The turned and gave me a wide glinting beautiful smile. “No … I have so many friends.”
The smile made her a new one for life. She shaded her eyes with her hand. “Do you know Sir Anthony Arundell? Isn’t that him coming across the ferry?”
There were two men in the boat. “The front one in the crimson cloak? Yes, you cannot mistake his white hair.”
Sue Farnaby said: “I have been friendly with Elizabeth Arundell for years. I come here often, and sometimes she comes to us, though our house is humble to hers. Why were you called Maugan? Is it Welsh?”
I laughed. “I don’t think so. Not this way of spelling it. There was a St Maugan, wasn’t there, who founded a church near Padstow? I have never thought about it. Why were you called Susan?”
“Susanne,” she said, “after my grandmother.”
I laughed again. There was nothing in the conversation, but at the time it seemed light and witty and suddenly joyous. we chatted on until she got up and gave me a hand. “We should be going: they’ll have tired of waiting by now.”
Giggling together, we began to creep back by another path towards the house. I wished I could wander through these woods all afternoon linked to this slim, pale, black-haired creature who led me on by one hand, while the other gathered her skirts together at the front so that they should not be caught by brambles.
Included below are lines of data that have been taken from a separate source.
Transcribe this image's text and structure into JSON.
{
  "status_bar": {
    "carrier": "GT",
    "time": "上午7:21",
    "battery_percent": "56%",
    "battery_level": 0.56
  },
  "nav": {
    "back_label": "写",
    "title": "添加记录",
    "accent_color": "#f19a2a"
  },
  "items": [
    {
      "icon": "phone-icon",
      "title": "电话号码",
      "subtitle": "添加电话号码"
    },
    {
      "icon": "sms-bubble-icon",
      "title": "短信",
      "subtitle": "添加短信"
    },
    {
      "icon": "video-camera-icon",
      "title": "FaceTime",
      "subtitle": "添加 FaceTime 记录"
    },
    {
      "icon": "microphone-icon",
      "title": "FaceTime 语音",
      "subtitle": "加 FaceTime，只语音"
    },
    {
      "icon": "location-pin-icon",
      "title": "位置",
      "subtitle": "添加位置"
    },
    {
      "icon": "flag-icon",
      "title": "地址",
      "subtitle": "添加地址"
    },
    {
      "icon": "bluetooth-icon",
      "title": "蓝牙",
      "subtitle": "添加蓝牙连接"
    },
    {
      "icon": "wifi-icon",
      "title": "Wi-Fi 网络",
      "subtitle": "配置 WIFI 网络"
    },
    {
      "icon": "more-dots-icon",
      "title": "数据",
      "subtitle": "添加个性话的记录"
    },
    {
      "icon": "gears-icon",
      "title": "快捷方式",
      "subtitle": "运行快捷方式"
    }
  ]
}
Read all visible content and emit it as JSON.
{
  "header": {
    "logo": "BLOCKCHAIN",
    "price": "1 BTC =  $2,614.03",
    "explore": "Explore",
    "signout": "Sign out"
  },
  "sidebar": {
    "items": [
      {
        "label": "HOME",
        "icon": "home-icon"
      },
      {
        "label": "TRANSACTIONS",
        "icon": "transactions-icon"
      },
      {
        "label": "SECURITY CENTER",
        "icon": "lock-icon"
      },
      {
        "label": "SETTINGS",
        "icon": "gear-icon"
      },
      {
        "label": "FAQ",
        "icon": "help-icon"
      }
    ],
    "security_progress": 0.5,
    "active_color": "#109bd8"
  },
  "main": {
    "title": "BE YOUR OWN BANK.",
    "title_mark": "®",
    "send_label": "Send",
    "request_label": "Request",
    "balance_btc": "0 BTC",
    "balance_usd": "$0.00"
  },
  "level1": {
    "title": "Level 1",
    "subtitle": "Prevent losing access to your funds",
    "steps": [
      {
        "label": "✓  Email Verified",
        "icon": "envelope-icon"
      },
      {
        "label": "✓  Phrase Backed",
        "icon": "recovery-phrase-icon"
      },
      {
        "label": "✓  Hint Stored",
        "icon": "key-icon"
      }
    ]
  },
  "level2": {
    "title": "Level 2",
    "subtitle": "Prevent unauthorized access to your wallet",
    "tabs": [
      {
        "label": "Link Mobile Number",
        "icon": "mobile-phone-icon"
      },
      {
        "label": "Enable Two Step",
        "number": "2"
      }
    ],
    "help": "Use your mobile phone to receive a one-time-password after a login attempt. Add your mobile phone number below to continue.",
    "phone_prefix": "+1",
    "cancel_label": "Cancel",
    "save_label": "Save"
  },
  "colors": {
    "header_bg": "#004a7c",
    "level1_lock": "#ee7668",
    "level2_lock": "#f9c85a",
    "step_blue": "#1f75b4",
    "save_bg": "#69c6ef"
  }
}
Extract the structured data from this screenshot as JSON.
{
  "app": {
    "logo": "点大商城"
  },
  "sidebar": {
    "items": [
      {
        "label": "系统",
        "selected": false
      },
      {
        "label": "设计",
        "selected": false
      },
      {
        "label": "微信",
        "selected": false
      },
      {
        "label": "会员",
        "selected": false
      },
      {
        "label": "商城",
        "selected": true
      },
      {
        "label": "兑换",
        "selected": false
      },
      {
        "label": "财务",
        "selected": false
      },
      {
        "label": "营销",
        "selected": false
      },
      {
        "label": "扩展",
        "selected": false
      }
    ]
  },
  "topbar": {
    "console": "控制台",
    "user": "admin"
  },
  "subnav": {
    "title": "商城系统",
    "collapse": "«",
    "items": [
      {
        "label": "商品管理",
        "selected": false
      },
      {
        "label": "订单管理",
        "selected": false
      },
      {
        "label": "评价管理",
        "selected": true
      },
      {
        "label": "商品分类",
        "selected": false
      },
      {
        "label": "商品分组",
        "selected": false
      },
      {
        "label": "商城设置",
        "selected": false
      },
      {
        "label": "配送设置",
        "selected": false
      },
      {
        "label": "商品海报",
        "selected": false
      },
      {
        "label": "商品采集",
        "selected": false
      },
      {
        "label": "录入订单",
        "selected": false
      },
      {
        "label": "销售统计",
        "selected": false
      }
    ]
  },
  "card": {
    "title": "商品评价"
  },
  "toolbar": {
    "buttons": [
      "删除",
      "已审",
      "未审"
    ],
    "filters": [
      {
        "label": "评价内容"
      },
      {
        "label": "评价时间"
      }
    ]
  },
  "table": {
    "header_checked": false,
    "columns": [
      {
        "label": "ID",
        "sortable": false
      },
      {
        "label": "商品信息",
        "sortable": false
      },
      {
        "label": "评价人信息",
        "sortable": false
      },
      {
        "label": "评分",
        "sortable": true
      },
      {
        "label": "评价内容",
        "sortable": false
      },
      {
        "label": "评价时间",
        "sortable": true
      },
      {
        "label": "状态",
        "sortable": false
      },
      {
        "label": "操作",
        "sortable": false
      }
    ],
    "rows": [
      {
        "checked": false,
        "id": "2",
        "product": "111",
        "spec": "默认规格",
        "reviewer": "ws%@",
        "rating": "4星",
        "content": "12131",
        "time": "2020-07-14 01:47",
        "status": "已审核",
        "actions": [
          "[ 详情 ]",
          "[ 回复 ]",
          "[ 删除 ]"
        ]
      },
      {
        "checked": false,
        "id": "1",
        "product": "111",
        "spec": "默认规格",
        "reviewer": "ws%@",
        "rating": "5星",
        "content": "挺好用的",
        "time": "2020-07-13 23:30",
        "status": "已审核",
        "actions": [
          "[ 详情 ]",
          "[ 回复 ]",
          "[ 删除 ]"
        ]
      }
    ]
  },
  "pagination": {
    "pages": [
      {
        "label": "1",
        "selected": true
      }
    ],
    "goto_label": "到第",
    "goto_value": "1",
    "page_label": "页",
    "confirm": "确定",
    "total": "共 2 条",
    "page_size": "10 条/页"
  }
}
When she laughed her teeth gleamed like sudden sunshine; her skin was strangely fine; her eyes had twenty expressions from the darkest gravity to gray-green laughter. For me at that moment she was all mystery and enchantment: she was the first woman.
We found ourselves within sight of the house; and there ahead of us crouching behind a bush was Belemus with little Odelia Killigrew who had drawn him as her partner. I had no wish to speak to them, but Sue Farnaby said we must, so in three minutes we had ‘captured’ them and were concerting together how we might get back to our winning point on the other side of the house without being seen.
Sue said-we could go through the house: there was an arched door ahead of us in a stone wall and beyond it steps to another narrower door which was open. We found ourselves in a dark room which had a strange look about it, there being ornaments and small pictures and a smell of burnt herbs. Before we could go on Sir Anthony came in followed by the man who had been with him in the rowing boat.